Pour être plus clair, il convient de rappeler que l’univers matériel n’a pas en lui ce qui est nécessaire à l’émergence de la vie, que le règne animal n’ a pas en lui ce qui est nécessaire à l’émergence de la vie intellectuelle, réfléchie et libre ; de même l’homme, doué de raison et de liberté, n’a pas en lui ce qui est nécessaire à l’émergence de la vie divine en lui et c’est bien ce qui fait que les vertus théologales ne sauraient être réduites à des faits psychologiques, puisqu’elles sont d’un autre ordre, d’un ordre supérieur.
Donc, Jésus est le parachèvement de la création de l’univers (summum opus Dei), la réalisation parfaite et adorable de la volonté aimante de Dieu : une humanité épousée par Lui. Voilà la véritable finalité de l’incarnation en bonne théologie catholique. Il ne s’agit pas de restaurer un état antérieur, à moins de penser que le temps n’est qu’un simulacre, une image mobile de l’éternité pour parler comme Platon. Il s’agit d’une nouvelle et ultime étape dans l’histoire de la création.

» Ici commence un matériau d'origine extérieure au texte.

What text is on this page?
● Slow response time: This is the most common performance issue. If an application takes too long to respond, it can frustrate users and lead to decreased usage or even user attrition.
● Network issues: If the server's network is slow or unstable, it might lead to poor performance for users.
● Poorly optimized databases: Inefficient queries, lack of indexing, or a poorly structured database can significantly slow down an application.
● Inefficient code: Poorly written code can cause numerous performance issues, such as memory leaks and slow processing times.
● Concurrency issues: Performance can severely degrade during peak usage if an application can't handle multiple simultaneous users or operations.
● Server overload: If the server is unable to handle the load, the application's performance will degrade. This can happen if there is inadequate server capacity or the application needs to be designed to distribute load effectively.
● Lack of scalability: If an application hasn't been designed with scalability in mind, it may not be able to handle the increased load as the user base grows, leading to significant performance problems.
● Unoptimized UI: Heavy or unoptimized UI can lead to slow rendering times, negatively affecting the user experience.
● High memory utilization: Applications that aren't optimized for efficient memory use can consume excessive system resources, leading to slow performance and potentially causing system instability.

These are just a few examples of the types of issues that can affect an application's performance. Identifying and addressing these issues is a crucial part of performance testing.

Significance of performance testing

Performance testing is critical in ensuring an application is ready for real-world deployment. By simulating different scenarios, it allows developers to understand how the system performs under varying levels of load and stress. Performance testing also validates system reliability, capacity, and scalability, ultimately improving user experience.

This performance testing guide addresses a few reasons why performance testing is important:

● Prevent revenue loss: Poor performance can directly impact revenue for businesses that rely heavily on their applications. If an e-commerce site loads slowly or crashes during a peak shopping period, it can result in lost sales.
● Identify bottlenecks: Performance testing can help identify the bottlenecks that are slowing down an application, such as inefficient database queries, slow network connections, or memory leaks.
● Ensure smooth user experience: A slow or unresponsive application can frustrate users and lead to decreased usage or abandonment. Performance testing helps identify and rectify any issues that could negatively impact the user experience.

Ainsi donc, même si la liberté de l’adam n’avait pas failli, et si les œuvres de mort ne s’étaient pas répandues dans notre société humaine (ce que la théologie appelle le péché originel), notre frère humain Jésus serait né du sein virginal de Marie épousé par le Verbe. Car telle est la finalité des six jours de la création voulue par le Dieu d’amour et de pardon. Parce que Jésus, qui est vrai homme, est en même temps, sans confusion ni mélange des natures, vrai Dieu, il obéit à une loi qui n’est plus celle du psychisme adamique ; et à la méchanceté, à la violence, il répond par la charité qui va jusqu’à donner sa vie. Il n’a donc pas, bien que sa chair ait frémi d’horreur devant le Golgotha, reculé et a accepté de donner sa vie pour mettre fin au règne de la vengeance, de la violence et nous a ainsi donné l’exemple suprême de la grandeur de la vie divine. Joseph Ratzinger n’est donc pas moderniste parce qu’il enseigne ce que l’Eglise enseigne, et ne réduit pas sa doctrine à celle de Luther qui pensait effectivement que la seule finalité de l’inhumanisation était le Sacrifice qui venait effacer les conséquences de nos actes peccamineux. Pour autant, il est vrai que la valeur expiatoire de la Croix ne doit pas être occultée. Encore une fois en théologie, on se rend compte que la difficulté est de tenir en équilibre entre deux hérésies.